To what extent is this statement true considering the country used in the study conducted by Samuels and Oliga? Egypt at the time of the study had transformed their economic system from capitalistic economy to communistic economy which is the sharp contrast of capitalistic governance as practice in the United Kingdom and the United States where these standards were developed. Mention should be made that when this country changed the economic system, they changed the national environmental factors which put them in a position to benefit from the observance of IFRS. Different environments lead to different accounting objectives and standards therefore; Egypt had to change their accounting standards to suit the new national economic environment which focuses mainly on the public, thus making the observance of IFRS immaterial.
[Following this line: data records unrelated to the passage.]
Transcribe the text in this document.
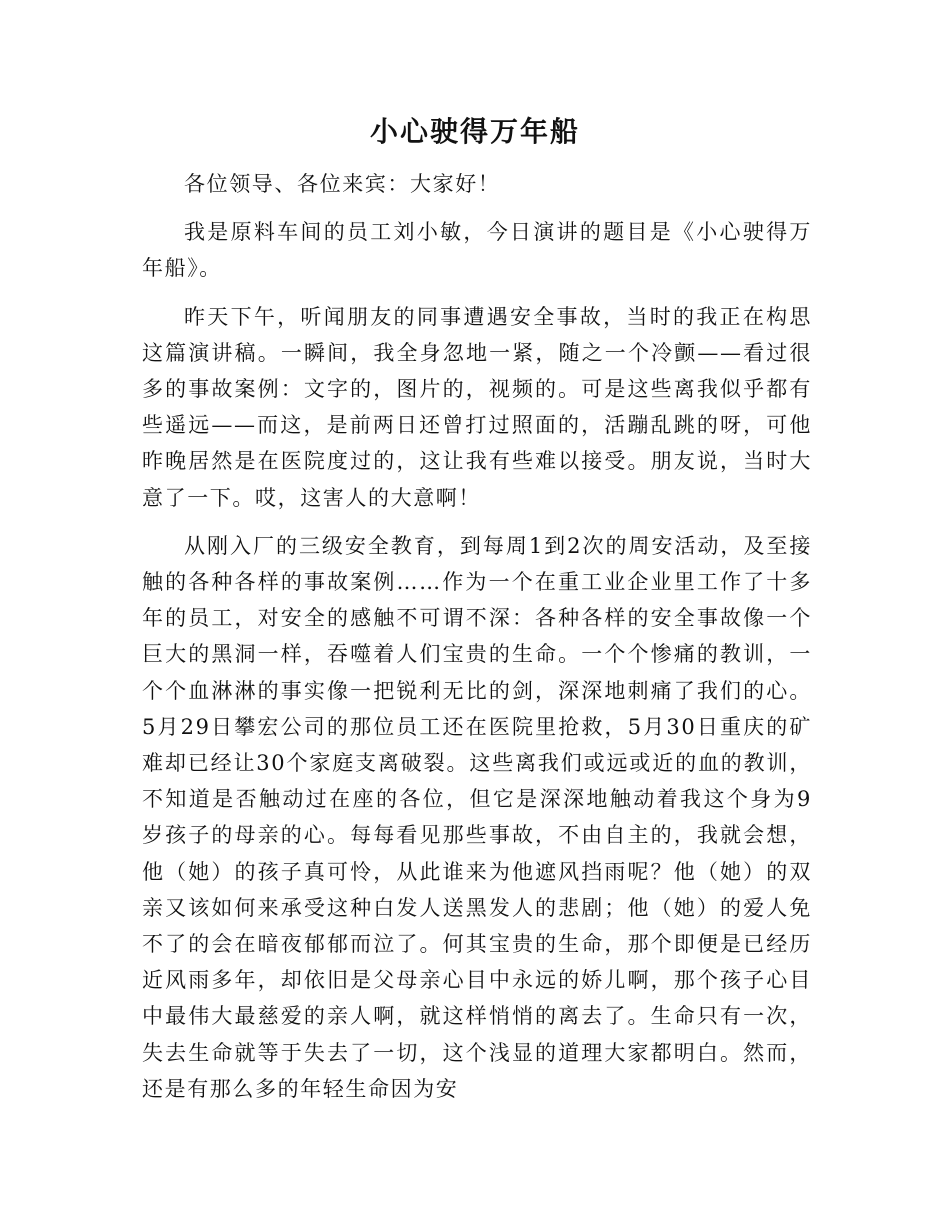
小心驶得万年船

各位领导、各位来宾：大家好！

我是原料车间的员工刘小敏，今日演讲的题目是《小心驶得万年船》。

昨天下午，听闻朋友的同事遭遇安全事故，当时的我正在构思这篇演讲稿。一瞬间，我全身忽地一紧，随之一个冷颤——看过很多的事故案例：文字的，图片的，视频的。可是这些离我似乎都有些遥远——而这，是前两日还曾打过照面的，活蹦乱跳的呀，可他昨晚居然是在医院度过的，这让我有些难以接受。朋友说，当时大意了一下。哎，这害人的大意啊！

从刚入厂的三级安全教育，到每周1到2次的周安活动，及至接触的各种各样的事故案例……作为一个在重工业企业里工作了十多年的员工，对安全的感触不可谓不深：各种各样的安全事故像一个巨大的黑洞一样，吞噬着人们宝贵的生命。一个个惨痛的教训，一个个血淋淋的事实像一把锐利无比的剑，深深地刺痛了我们的心。5月29日攀宏公司的那位员工还在医院里抢救，5月30日重庆的矿难却已经让30个家庭支离破裂。这些离我们或远或近的血的教训，不知道是否触动过在座的各位，但它是深深地触动着我这个身为9岁孩子的母亲的心。每每看见那些事故，不由自主的，我就会想，他（她）的孩子真可怜，从此谁来为他遮风挡雨呢？他（她）的双亲又该如何来承受这种白发人送黑发人的悲剧；他（她）的爱人免不了的会在暗夜郁郁而泣了。何其宝贵的生命，那个即便是已经历近风雨多年，却依旧是父母亲心目中永远的娇儿啊，那个孩子心目中最伟大最慈爱的亲人啊，就这样悄悄的离去了。生命只有一次，失去生命就等于失去了一切，这个浅显的道理大家都明白。然而，还是有那么多的年轻生命因为安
Justifiably, Egypt is not sufficient to support the assertion of Samuels and Oliga.

Developing countries with their economic environment similar the economies of the developed countries specifically US and the UK, tend to benefit greatly from the adoption and observance of IFRS. The economic system, political system,

educational system, legal system, accounting system, professional associations, languages, religion, customs, and cultures of most colonial masters were imposed on their colonies of which Ghana as a former colony of Britain is no exception. Fittingly, the economic environment of Ghana and other numerous countries colonized by the British resemble if not the same as that of their former colonial masters. It is therefore in the right direction that most British former colonies have adopted the IFRS or have used them as the basis for setting their accounting standards given the fact that these standards originated from the United Kingdom and the United States.

More so, only former French colonies have adopted the French uniform accounting system (Perera, 1989). This instance stresses the important role that similarity between the economic environments of developed and developing country plays in the adoption of IFRS in developing countries. IFRS can thereby be said to be very beneficial to developing countries such as Ghana which has similar economic environment to the United Kingdom.

These standards impact positively on the economy of developing countries in such areas as; Inflation issues – the IAS 29 which deals with Financial Reporting in Hyperinflationary Economies. Agriculture – IAS 41 deals with Agriculture which is the major backbone of the economy of most developing countries. Disclosure – IAS 24 also discusses Related Party Disclosure

These specific standards primarily apply in developing countries in which inflation rate are very high for instance Zimbabwe, Ghana, and Nigeria. Financial reporting on agriculture is also a step in the right direction for the improvement in the reporting standards on agricultural produce considering that about sixty percent of GDPs in developing countries are derived from the agricultural sector.